Multithreading in Cray OpenSHMEMX

This section specifies the interaction between the OpenSHMEM interfaces
and user threads. It also describes the routines that can be used for
initializing and querying the thread environment. There are four levels
of threading defined by the OpenSHMEM specification.

SHMEM_THREAD_SINGLE
    The OpenSHMEM program must not be multithreaded.

SHMEM_THREAD_FUNNELED
    The OpenSHMEM program may be multithreaded. However, the program must
    ensure that only the main thread invokes the OpenSHMEM interfaces. The
    main thread is the thread that invokes either shmem_init or
    shmem_init_thread.

SHMEM_THREAD_SERIALIZED
    The OpenSHMEM program may be multithreaded. However, the program must
    ensure that the OpenSHMEM interfaces are not invoked concurrently by
    multiple threads.

SHMEM_THREAD_MULTIPLE
    The OpenSHMEM program may be multithreaded and any thread may invoke the
    OpenSHMEM interfaces.

The following semantics apply to the usage of these models:

    In the SHMEM_THREAD_FUNNELED, SHMEM_THREAD_SERIALIZED, and
    SHMEM_THREAD_MULTIPLE thread levels, the shmem_init and
    shmem_finalize calls must be invoked by the same thread.

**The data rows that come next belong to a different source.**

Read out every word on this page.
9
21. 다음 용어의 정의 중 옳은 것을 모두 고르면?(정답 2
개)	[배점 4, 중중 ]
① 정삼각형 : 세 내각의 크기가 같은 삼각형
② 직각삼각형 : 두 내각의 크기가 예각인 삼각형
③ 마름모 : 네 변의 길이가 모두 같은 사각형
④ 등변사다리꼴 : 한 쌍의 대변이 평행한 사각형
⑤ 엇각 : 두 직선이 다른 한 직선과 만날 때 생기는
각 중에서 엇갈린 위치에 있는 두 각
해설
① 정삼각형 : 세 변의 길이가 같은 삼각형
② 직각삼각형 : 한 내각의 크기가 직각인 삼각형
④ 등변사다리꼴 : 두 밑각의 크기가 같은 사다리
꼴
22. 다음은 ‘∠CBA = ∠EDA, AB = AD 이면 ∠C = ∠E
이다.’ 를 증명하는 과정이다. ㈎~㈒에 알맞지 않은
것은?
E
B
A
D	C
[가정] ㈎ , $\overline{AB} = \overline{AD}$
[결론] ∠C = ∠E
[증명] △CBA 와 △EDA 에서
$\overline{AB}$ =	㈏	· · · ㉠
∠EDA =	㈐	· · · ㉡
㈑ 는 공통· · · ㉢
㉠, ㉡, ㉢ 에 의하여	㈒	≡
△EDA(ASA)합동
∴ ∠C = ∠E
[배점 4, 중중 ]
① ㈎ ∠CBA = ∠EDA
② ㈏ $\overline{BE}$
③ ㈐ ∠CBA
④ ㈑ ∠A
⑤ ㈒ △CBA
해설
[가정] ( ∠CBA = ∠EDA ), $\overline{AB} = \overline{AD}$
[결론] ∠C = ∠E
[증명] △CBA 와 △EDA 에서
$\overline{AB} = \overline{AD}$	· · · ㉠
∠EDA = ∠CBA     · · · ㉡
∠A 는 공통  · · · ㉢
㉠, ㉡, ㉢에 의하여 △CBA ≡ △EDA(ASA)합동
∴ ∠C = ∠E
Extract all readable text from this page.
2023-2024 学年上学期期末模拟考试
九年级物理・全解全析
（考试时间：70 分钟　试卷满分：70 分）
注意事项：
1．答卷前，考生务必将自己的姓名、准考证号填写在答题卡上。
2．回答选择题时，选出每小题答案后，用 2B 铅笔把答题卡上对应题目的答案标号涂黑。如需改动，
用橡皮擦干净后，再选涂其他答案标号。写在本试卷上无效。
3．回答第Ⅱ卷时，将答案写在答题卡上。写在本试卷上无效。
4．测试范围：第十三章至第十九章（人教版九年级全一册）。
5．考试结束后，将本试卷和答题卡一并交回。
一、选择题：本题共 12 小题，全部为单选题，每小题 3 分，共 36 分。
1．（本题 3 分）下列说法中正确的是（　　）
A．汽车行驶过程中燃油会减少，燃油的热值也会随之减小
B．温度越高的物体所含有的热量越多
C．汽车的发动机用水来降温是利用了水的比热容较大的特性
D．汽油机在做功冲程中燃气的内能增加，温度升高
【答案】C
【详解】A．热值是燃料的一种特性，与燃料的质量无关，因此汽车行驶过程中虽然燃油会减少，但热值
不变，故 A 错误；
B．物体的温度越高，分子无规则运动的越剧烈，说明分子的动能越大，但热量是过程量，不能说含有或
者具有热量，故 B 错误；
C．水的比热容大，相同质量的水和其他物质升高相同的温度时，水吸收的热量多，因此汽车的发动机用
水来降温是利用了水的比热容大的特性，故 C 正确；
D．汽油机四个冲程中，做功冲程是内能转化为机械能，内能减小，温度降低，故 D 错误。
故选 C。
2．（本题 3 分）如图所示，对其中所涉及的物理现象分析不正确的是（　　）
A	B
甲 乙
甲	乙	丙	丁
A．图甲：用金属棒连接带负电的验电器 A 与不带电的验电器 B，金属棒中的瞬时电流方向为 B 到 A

    Any OpenSHMEM operation initiated by a thread is considered an action
    of the PE as a whole. The symmetric heap and symmetric variables scope
    are not impacted by multiple threads invoking the OpenSHMEM interfaces.
    Each PE has a single symmetric data segment and symmetric heap that is
    shared by all threads within that PE.  For example, a thread invoking
    a memory allocation routine such as shmem_malloc allocates memory that
    is accessible by all threads of the PE. The requirement that the same
    symmetric heap operations must be executed by all PEs in the same order
    also applies in a threaded environment. Similarly, the completion of
    collective operations is not impacted by multiple threads. For example,
    shmem_barrier_all is completed when all PEs enter and exit the
    shmem_barrier_all call, even though only one thread in the PE is
    participating in the collective call.

    Blocking OpenSHMEM calls will only block the calling thread, allowing
    other threads, if available, to continue executing. The calling thread
    will be blocked until the event on which it is waiting occurs. Once the
    blocking call is completed, the thread is ready to continue execution.
    A blocked thread will not prevent progress of other threads on the same
    PE and will not prevent them from executing other OpenSHMEM calls when
    the thread level permits. In addition, a blocked thread will not
    prevent the progress of OpenSHMEM calls performed on other PEs.

    In the SHMEM_THREAD_MULTIPLE thread level, all OpenSHMEM calls are
    thread-safe. Any two concurrently running threads may make OpenSHMEM
    calls and the outcome will be as if the calls executed in some order,
    even if their execution is interleaved.

    In the SHMEM_THREAD_SERIALIZED and SHMEM_THREAD_MULTIPLE thread levels,
    if multiple threads call collective routines, including the symmetric
    heap management routines, it is the programmer's responsibility to
    ensure the correct ordering of collective calls.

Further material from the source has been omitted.